Entre seus romances mais famosos destacam-se A Mulher de Trinta Anos (1831-32), Eugènie Grandet (1833), O Pai Goriot (1834), O Lírio do Vale (1835), As Ilusões Perdidas (1839), A Prima Bette (1846) e O Primo Pons (1847). Desde Le Dernier Chouan (1829), que depois se transformaria em Les Chouans (1829, na tradução brasileira A Bretanha), Balzac denunciou ou abordou os problemas do dinheiro, da usura, da hipocrisia familiar, da constituição dos verdadeiros poderes na França liberal burguesa e, ainda que o meio operário não apareça diretamente em suas obras, discorreu sobre fenômenos sociais a partir da pintura dos ambientes rurais, como em Os Camponeses, de 1844.[1] Além de romances, escreveu também "estudos filosóficos" (como A Procura do Absoluto, 1834) e estudos analíticos (como a Fisiologia do Casamento, que causou escândalo ao ser publicado em 1829).

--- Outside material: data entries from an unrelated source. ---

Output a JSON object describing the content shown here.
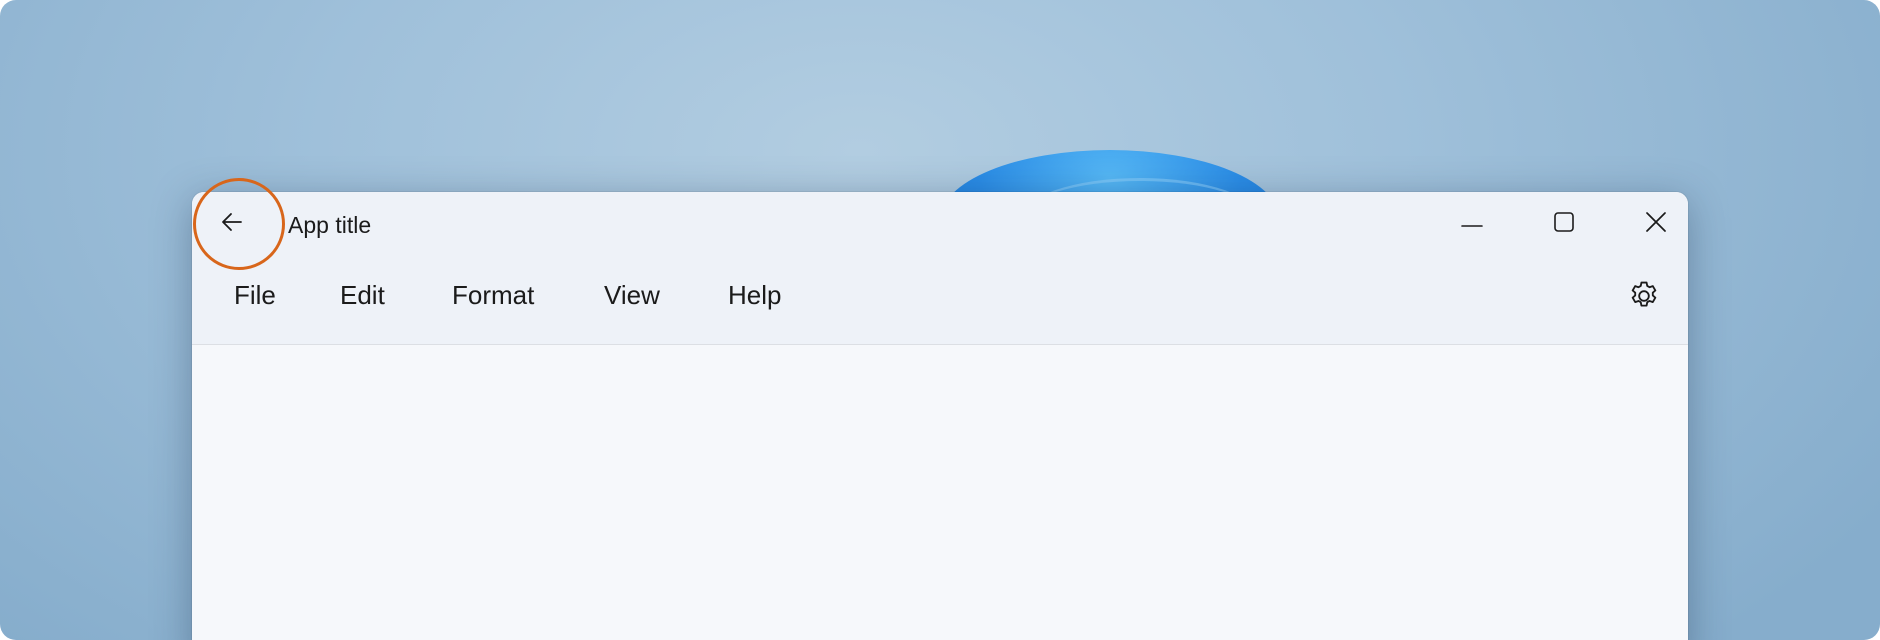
{
  "window": {
    "title": "App title"
  },
  "titlebar": {
    "back_icon": "back-arrow-icon",
    "caption_buttons": [
      {
        "name": "minimize",
        "icon": "minimize-icon"
      },
      {
        "name": "maximize",
        "icon": "maximize-icon"
      },
      {
        "name": "close",
        "icon": "close-icon"
      }
    ]
  },
  "menubar": {
    "items": [
      {
        "label": "File"
      },
      {
        "label": "Edit"
      },
      {
        "label": "Format"
      },
      {
        "label": "View"
      },
      {
        "label": "Help"
      }
    ],
    "settings_icon": "gear-icon"
  },
  "colors": {
    "highlight_ring": "#d8661b",
    "titlebar_bg": "#eef2f8",
    "content_bg": "#f6f8fb",
    "wallpaper_accent": "#2a8ce6"
  }
}
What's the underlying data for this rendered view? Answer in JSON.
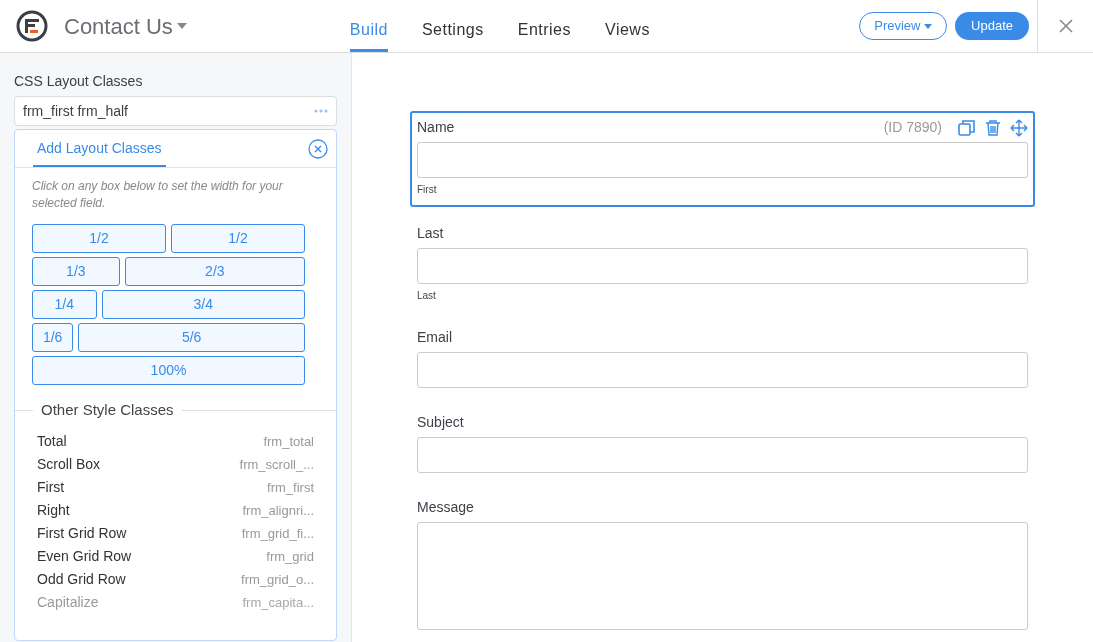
{
  "header": {
    "title": "Contact Us",
    "tabs": [
      {
        "label": "Build",
        "selected": true
      },
      {
        "label": "Settings",
        "selected": false
      },
      {
        "label": "Entries",
        "selected": false
      },
      {
        "label": "Views",
        "selected": false
      }
    ],
    "preview_button": "Preview",
    "update_button": "Update"
  },
  "sidebar": {
    "css_label": "CSS Layout Classes",
    "css_value": "frm_first frm_half",
    "panel_tab": "Add Layout Classes",
    "hint": "Click on any box below to set the width for your selected field.",
    "layout_rows": [
      [
        "1/2",
        "1/2"
      ],
      [
        "1/3",
        "2/3"
      ],
      [
        "1/4",
        "3/4"
      ],
      [
        "1/6",
        "5/6"
      ],
      [
        "100%"
      ]
    ],
    "other_title": "Other Style Classes",
    "style_classes": [
      {
        "name": "Total",
        "class": "frm_total",
        "faded": false
      },
      {
        "name": "Scroll Box",
        "class": "frm_scroll_...",
        "faded": false
      },
      {
        "name": "First",
        "class": "frm_first",
        "faded": false
      },
      {
        "name": "Right",
        "class": "frm_alignri...",
        "faded": false
      },
      {
        "name": "First Grid Row",
        "class": "frm_grid_fi...",
        "faded": false
      },
      {
        "name": "Even Grid Row",
        "class": "frm_grid",
        "faded": false
      },
      {
        "name": "Odd Grid Row",
        "class": "frm_grid_o...",
        "faded": false
      },
      {
        "name": "Capitalize",
        "class": "frm_capita...",
        "faded": true
      }
    ]
  },
  "form": {
    "fields": [
      {
        "label": "Name",
        "kind": "text",
        "selected": true,
        "id_text": "(ID 7890)",
        "sublabel": "First"
      },
      {
        "label": "Last",
        "kind": "text",
        "selected": false,
        "sublabel": "Last"
      },
      {
        "label": "Email",
        "kind": "text",
        "selected": false
      },
      {
        "label": "Subject",
        "kind": "text",
        "selected": false
      },
      {
        "label": "Message",
        "kind": "textarea",
        "selected": false
      }
    ]
  }
}
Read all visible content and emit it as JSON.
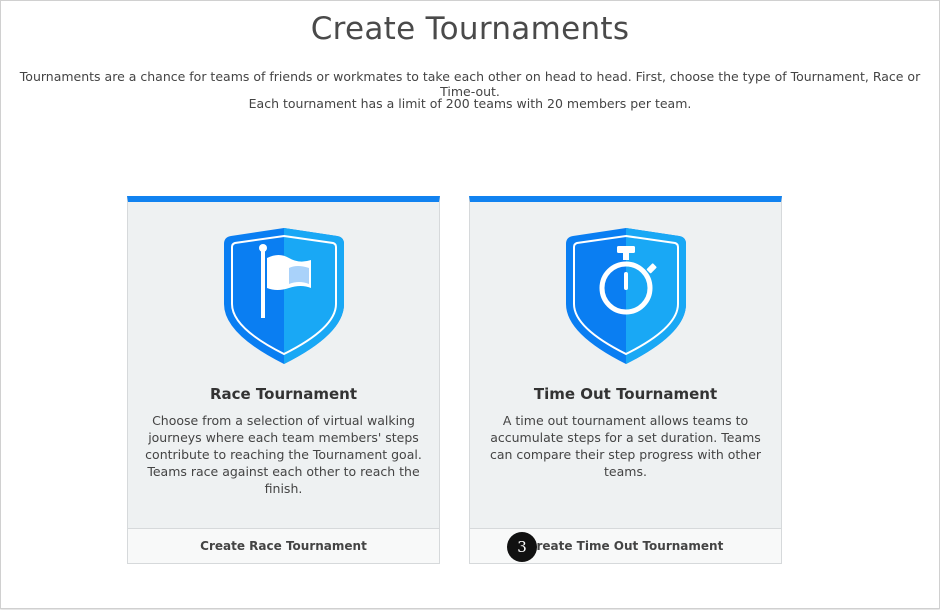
{
  "page": {
    "title": "Create Tournaments",
    "intro_line1": "Tournaments are a chance for teams of friends or workmates to take each other on head to head. First, choose the type of Tournament, Race or Time-out.",
    "intro_line2": "Each tournament has a limit of 200 teams with 20 members per team."
  },
  "cards": {
    "race": {
      "icon": "flag-shield-icon",
      "title": "Race Tournament",
      "description": "Choose from a selection of virtual walking journeys where each team members' steps contribute to reaching the Tournament goal. Teams race against each other to reach the finish.",
      "button_label": "Create Race Tournament"
    },
    "timeout": {
      "icon": "stopwatch-shield-icon",
      "title": "Time Out Tournament",
      "description": "A time out tournament allows teams to accumulate steps for a set duration. Teams can compare their step progress with other teams.",
      "button_label": "Create Time Out Tournament"
    }
  },
  "annotation": {
    "step_number": "3"
  },
  "colors": {
    "accent": "#1182f0",
    "shield_dark": "#0a7ef2",
    "shield_light": "#19a8f5",
    "card_bg": "#eef1f2"
  }
}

Balzac tinha uma enorme capacidade de trabalho, usada sobretudo para cobrir as dívidas que acumulava.[1] De certo modo, suas despesas foram a razão pela qual, desde 1832 até sua morte, se dedicou incansavelmente à literatura. Sua extensa obra influenciou nomes como Proust, Zola, Dickens, Dostoyevsky, Flaubert, Henry James, Machado de Assis, Castelo Branco e Ítalo Calvino, e é constantemente adaptada para o cinema. Participante da vida mundana parisiense, teve vários relacionamentos, entre eles um célebre caso amoroso, desde 1832, com a polonesa Ewelina Hańska, com quem veio a se casar pouco antes de morrer.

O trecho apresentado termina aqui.